Notes from the conference call today.
I published my thoughts on the paper here.
This guy really gets it. Extremely refreshing to hear from someone else who sees through the hype, but stills sees the promise, in learning objects.
Online learning is different than traditional, conventional classroom-based learning. Not necessarily better or worse, but different, and we need to recognize that in order to do it properly. “You can’t just put a course online.” - Exactly. You can move teaching or instruction online, but it’s a different thing than just save-as-online-course.
One caller pointed out that faculty development is a key issue - until people are supported in this endeavor, they can’t be successful. We’re seeing the same thing here at the U of C, and have projects like GALILEO to hopefully start to address it.
caller: students like being passive learners, and may not be ready for online learning. DW: maybe 1 in 10 students is ready for online learning now. Role of teaching able to change into more of moderator, discussion, inquiry… It takes a couple weeks to get the students to realize they have the responsibility to contribute to their learning.
DW: Reusability is the application of external context to a learning object. Add it to a course. Add it to another resource. Etc…

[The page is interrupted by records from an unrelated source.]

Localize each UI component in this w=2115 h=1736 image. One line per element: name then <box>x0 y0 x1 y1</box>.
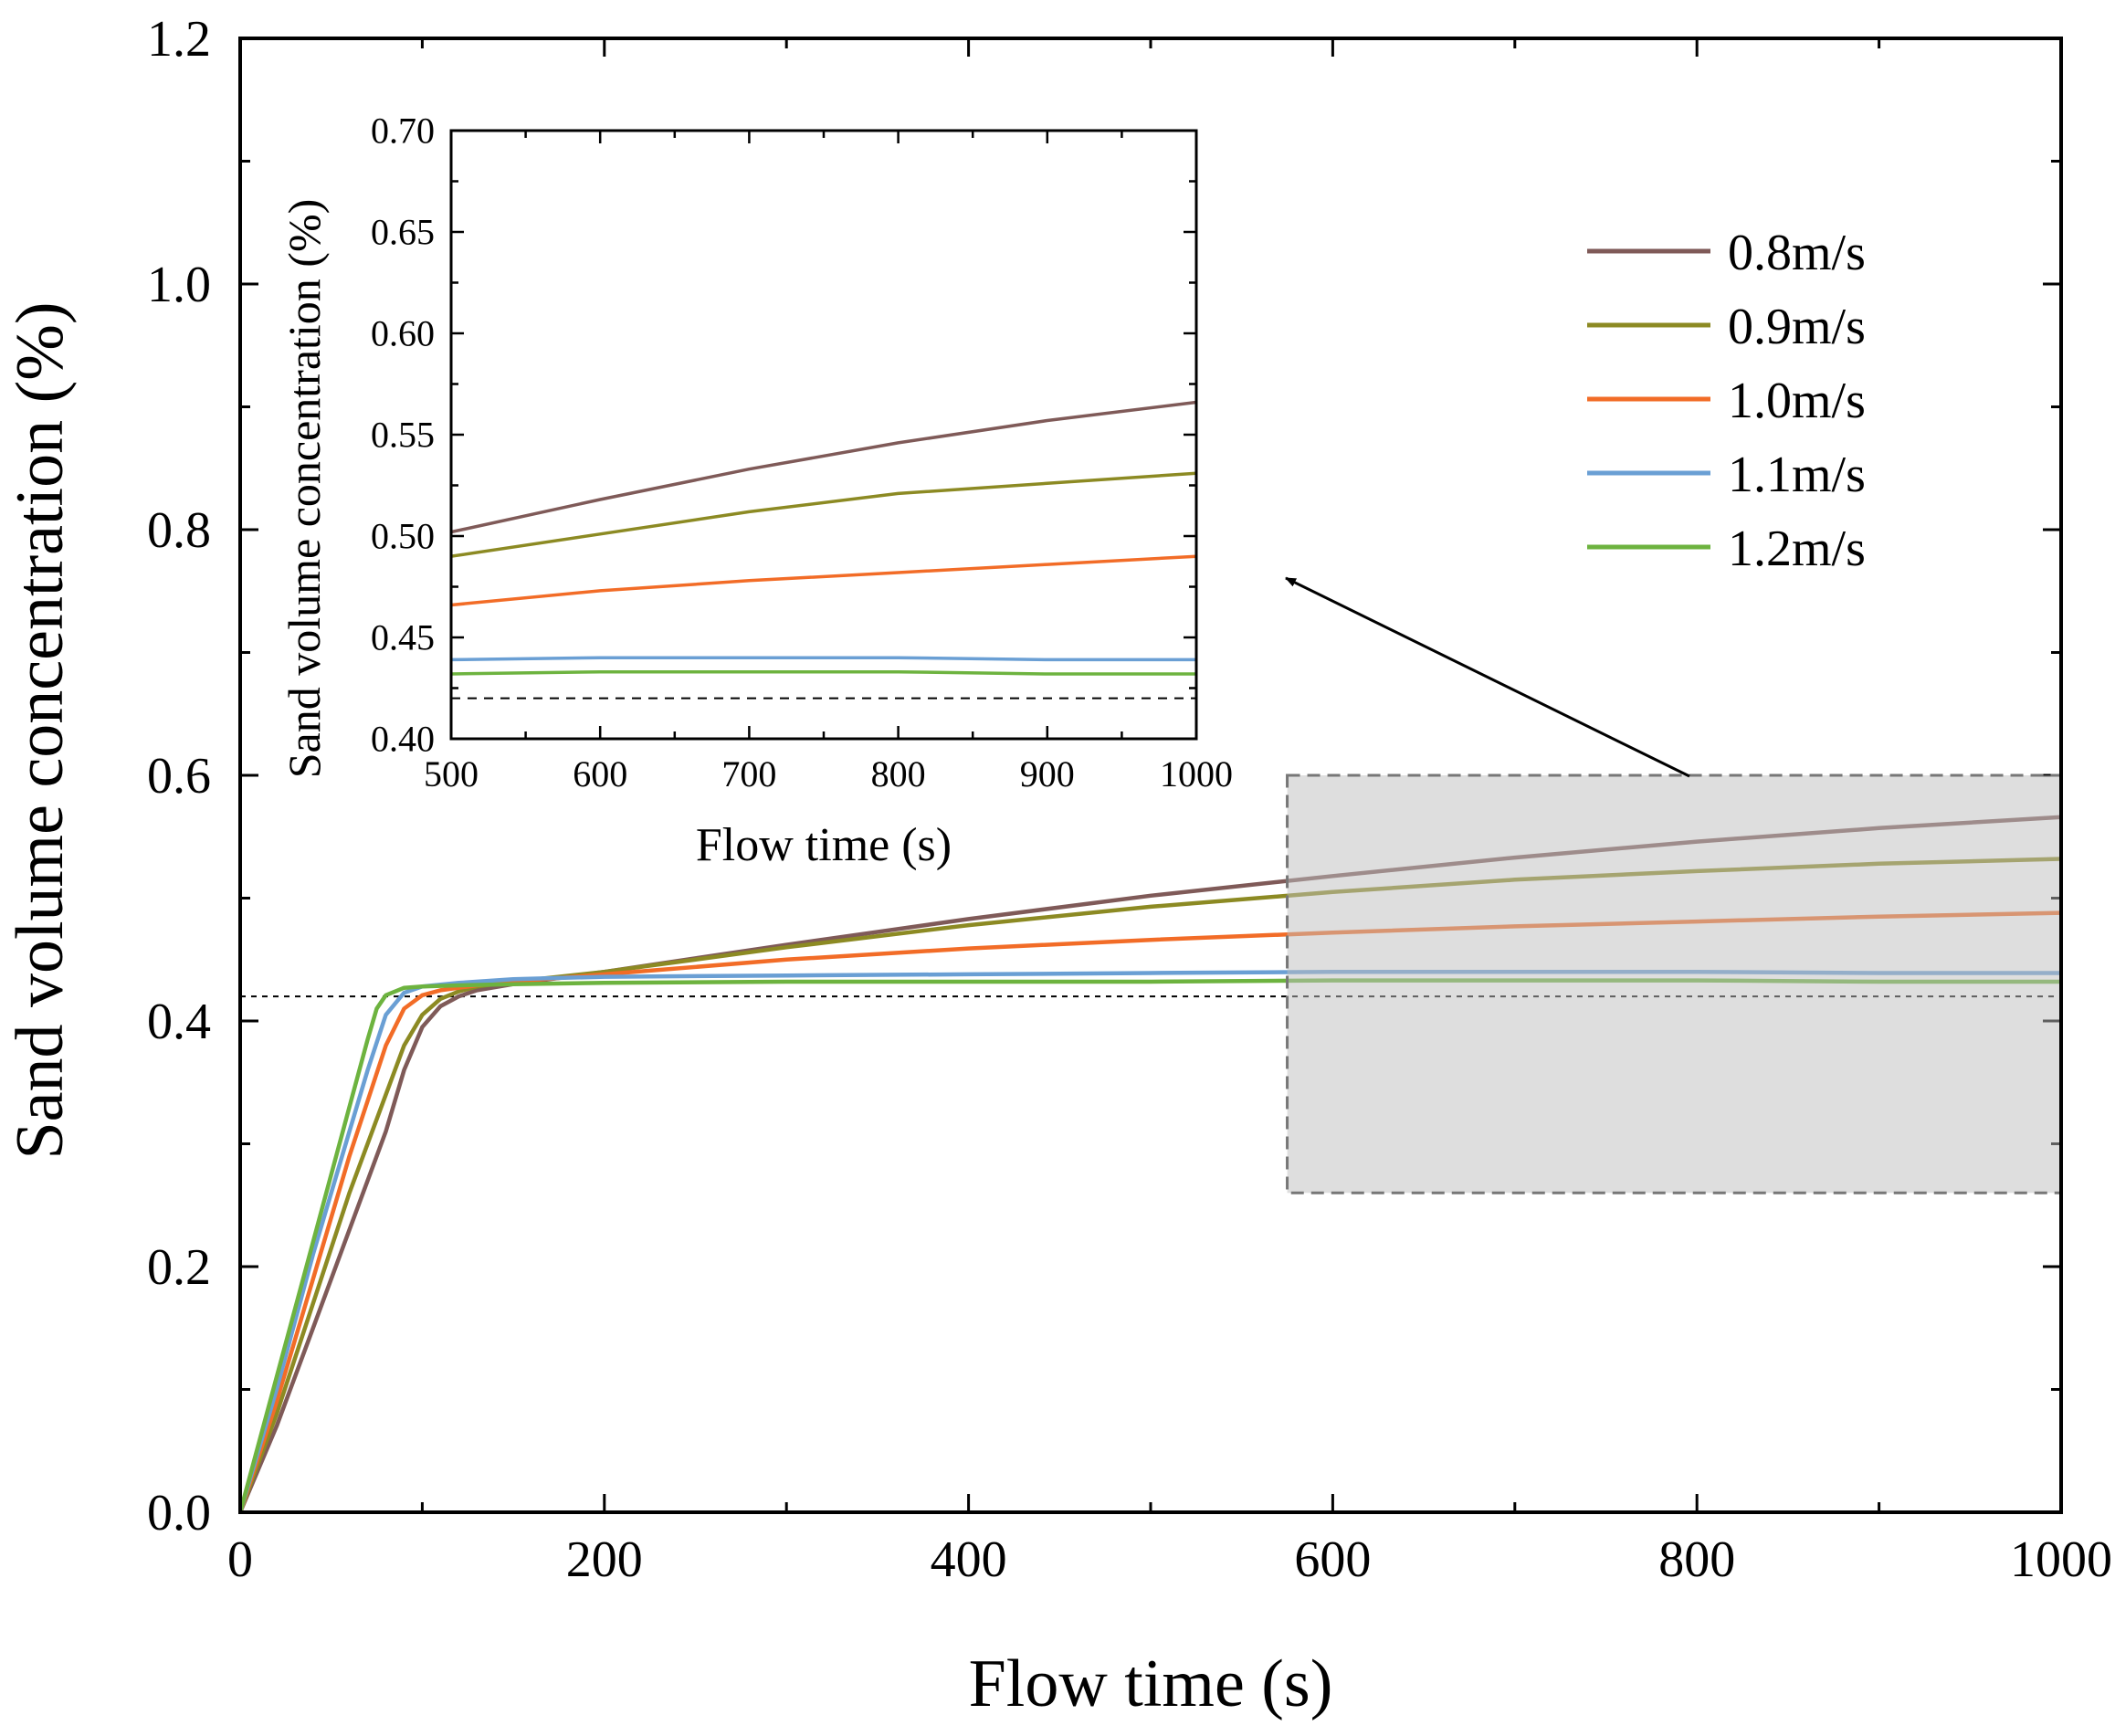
x-tick-label: 1000 <box>2010 1531 2112 1588</box>
inset-plot-frame <box>449 129 1198 741</box>
y-tick-label: 0.60 <box>371 313 435 354</box>
x-tick-label: 1000 <box>1160 753 1233 794</box>
legend-label: 1.1m/s <box>1728 447 1866 503</box>
series-line-1.0m/s <box>451 554 1196 607</box>
y-tick-label: 0.8 <box>147 502 211 559</box>
x-tick-label: 800 <box>871 753 926 794</box>
x-tick-label: 800 <box>1658 1531 1735 1588</box>
highlight-box-rect <box>1286 773 2063 1194</box>
main-x-tick-labels: 0 200 400 600 800 1000 <box>227 1531 2112 1588</box>
y-tick-label: 1.2 <box>147 11 211 68</box>
x-tick-label: 0 <box>227 1531 253 1588</box>
inset-background <box>451 131 1196 739</box>
legend-label: 1.2m/s <box>1728 521 1866 577</box>
main-y-tick-labels: 0.0 0.2 0.4 0.6 0.8 1.0 1.2 <box>147 11 211 1541</box>
x-tick-label: 600 <box>573 753 627 794</box>
x-tick-label: 700 <box>721 753 776 794</box>
series-line-1.1m/s <box>451 656 1196 662</box>
legend-label: 0.8m/s <box>1728 225 1866 281</box>
legend: 0.8m/s 0.9m/s 1.0m/s 1.1m/s 1.2m/s <box>1587 225 1866 577</box>
main-plot-frame <box>238 37 2063 1514</box>
inset-x-tick-labels: 500 600 700 800 900 1000 <box>424 753 1233 794</box>
inset-y-tick-labels: 0.40 0.45 0.50 0.55 0.60 0.65 0.70 <box>371 110 435 760</box>
y-tick-label: 0.40 <box>371 719 435 760</box>
x-tick-label: 600 <box>1294 1531 1371 1588</box>
series-line-0.9m/s <box>451 471 1196 558</box>
series-line-0.8m/s <box>451 400 1196 534</box>
main-x-axis-label: Flow time (s) <box>969 1647 1333 1721</box>
y-tick-label: 0.55 <box>371 415 435 456</box>
y-tick-label: 1.0 <box>147 257 211 313</box>
y-tick-label: 0.6 <box>147 748 211 805</box>
y-tick-label: 0.50 <box>371 516 435 557</box>
zoom-pointer-arrow <box>1285 576 1690 778</box>
inset-series-group <box>451 400 1196 676</box>
y-tick-label: 0.2 <box>147 1239 211 1296</box>
x-tick-label: 400 <box>931 1531 1007 1588</box>
x-tick-label: 900 <box>1020 753 1075 794</box>
inset-y-axis-label: Sand volume concentration (%) <box>279 199 330 779</box>
highlight-box <box>1286 773 2063 1194</box>
inset-x-axis-label: Flow time (s) <box>696 819 952 871</box>
y-tick-label: 0.4 <box>147 994 211 1050</box>
y-tick-label: 0.45 <box>371 617 435 658</box>
legend-label: 0.9m/s <box>1728 299 1866 355</box>
y-tick-label: 0.65 <box>371 212 435 253</box>
y-tick-label: 0.0 <box>147 1485 211 1541</box>
x-tick-label: 500 <box>424 753 479 794</box>
y-tick-label: 0.70 <box>371 110 435 152</box>
series-line-1.2m/s <box>451 669 1196 676</box>
legend-label: 1.0m/s <box>1728 373 1866 429</box>
main-y-axis-label: Sand volume concentration (%) <box>3 301 78 1159</box>
x-tick-label: 200 <box>566 1531 643 1588</box>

DW: Our traditional use of learning objects can tend to be oppressive - kills dialogue and interaction with the learning - specific world views “handed down” in prepackaged learning objects. How to get around this?
DW: on point 3.1 in the paper, he’s talking about how learning object repositories are ignoring EXISTING learning objects - they all seem to require creation of new objects, new tagging, new formatting, etc… [DN: BUT, how do you get the information you need in order to use/reuse a learning object WITHOUT this additional metadata? standards exist for this. IMS is almost there…]
DW: on 3.2: Content Cartels are blocking the promise of the Learning Object Economy. It won’t work.
DW: On OOP metaphor for LOs: Reuse in the programming world follows an import-common-library model (import java.xml.parser…) rather than the real OOP model.
DW: If all we need is content, Universities would have never evolved from libraries. Universities add context over content, which is valuable. Social context is important and valuable.
DW: Teaching != Direct Instruction. Teaching is more than that. It’s not pouring knowledge, or training, or memorization. It’s about inquiry, discovery, research, problem solving, providing resources… Much less structured than conventionally practiced.
Caller: BUT standardized testing goes completely against this strategy - students are trained to be rote memorization learners, and rebel against anything else.
DW: They DO know how to do this - they just refuse to do that in the context - they freely go online to research tips for Grand Theft Auto or other games, but that doesn’t carry over into the classroom.